The investment options usually include diversified stock, bond, and money market funds and frequently include specialized stock funds, foreign stock and bond funds, real estate equity and mortgage funds, and even asset allocation funds (a type of balanced fund where the insurer’s investment manager allocates investments among the other funds). In contrast with fixed-rate annuities, cash values depend on the market value of the underlying assets in the selected separate accounts.
Variable annuity owners bear the market risk of investment and forego minimum interest rate guarantees (although some limited guarantees may be available, subject to additional costs and substantial restrictions). However, they have the flexibility to choose their investment portfolio and the potential to earn far greater total returns than they would earn on fixed-rate annuities.
Equity-Index Annuities (EIAs) are a hybrid of fixed and variable annuities. The returns on EIAs are linked to an equity index, such as the S&P 500 index. However, the annuity is not actually invested in the stocks making up the index. Rather, like with fixed annuities, the insurer pays the returns to EIAs from its general account.

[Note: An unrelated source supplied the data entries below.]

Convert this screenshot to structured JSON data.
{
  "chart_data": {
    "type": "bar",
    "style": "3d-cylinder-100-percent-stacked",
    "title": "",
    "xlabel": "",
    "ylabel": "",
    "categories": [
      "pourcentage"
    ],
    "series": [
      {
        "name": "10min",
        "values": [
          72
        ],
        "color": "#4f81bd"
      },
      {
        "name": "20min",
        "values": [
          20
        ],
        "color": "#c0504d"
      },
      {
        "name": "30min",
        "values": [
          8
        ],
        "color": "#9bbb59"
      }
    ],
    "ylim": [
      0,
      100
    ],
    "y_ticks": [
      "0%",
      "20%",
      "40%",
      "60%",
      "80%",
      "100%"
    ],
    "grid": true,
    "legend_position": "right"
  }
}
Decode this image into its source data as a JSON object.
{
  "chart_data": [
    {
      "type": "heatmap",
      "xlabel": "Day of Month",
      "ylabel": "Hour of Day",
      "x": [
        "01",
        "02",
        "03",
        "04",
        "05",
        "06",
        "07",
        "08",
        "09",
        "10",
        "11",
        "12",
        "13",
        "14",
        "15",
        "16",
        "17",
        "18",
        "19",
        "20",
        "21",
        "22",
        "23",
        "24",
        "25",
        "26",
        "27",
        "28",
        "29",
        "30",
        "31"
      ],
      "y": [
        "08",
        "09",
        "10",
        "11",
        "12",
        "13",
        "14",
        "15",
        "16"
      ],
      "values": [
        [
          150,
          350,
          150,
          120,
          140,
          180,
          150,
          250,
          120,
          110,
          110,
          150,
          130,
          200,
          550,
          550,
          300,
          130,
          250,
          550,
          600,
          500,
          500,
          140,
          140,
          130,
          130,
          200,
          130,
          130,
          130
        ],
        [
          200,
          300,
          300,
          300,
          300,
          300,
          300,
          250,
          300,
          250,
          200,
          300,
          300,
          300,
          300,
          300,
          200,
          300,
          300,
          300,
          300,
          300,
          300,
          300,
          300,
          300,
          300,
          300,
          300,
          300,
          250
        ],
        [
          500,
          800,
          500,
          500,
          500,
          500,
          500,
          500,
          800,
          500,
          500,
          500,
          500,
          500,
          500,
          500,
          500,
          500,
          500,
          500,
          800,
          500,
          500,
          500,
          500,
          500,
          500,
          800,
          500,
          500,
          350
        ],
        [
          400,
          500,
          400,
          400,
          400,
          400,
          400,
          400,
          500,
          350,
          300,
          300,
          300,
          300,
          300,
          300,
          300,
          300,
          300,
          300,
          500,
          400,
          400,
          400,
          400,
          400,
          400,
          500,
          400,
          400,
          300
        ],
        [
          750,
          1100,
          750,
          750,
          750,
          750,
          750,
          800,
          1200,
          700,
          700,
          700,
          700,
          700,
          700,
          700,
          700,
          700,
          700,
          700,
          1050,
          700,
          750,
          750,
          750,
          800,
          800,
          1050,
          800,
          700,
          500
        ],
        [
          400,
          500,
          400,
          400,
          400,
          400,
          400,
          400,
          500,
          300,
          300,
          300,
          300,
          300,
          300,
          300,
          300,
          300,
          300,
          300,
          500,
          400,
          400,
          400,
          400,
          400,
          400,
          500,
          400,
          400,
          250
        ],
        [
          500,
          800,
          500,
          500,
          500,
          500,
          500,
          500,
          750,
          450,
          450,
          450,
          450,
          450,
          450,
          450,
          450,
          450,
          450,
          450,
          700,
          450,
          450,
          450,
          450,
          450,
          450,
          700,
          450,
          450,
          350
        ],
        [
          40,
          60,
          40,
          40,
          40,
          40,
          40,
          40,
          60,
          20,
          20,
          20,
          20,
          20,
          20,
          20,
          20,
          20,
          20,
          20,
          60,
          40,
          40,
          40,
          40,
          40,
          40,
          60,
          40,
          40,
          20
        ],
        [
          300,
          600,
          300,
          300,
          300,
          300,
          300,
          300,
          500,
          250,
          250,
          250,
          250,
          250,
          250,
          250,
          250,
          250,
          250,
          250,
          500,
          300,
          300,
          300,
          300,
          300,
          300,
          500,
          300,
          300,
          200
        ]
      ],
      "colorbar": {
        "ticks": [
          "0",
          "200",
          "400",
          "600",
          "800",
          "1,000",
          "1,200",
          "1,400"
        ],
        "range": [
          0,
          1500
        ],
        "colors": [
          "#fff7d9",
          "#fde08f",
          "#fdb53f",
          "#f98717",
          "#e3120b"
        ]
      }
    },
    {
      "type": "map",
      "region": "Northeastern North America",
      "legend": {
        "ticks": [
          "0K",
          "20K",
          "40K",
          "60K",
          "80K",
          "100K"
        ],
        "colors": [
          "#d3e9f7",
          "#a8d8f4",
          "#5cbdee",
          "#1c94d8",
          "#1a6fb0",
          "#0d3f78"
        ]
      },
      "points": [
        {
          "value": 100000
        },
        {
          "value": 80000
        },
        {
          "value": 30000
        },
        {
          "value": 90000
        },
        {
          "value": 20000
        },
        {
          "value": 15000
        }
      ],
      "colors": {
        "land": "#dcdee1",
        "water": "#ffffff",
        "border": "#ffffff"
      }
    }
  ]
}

However, the insurer bases the amount allocated to the EIA on some percentage, for example, 85 percent, of the appreciation in the reference index (often subject to annual caps and/or interest spreads). If the index declines in value, the insurer credits the EIA with a minimum guaranteed amount (which may be 0 percent, but is generally never negative). In this way, EIAs attempt to provide investors with some of the upside potential of the equity markets with the downside protection of more conservative general-account investments.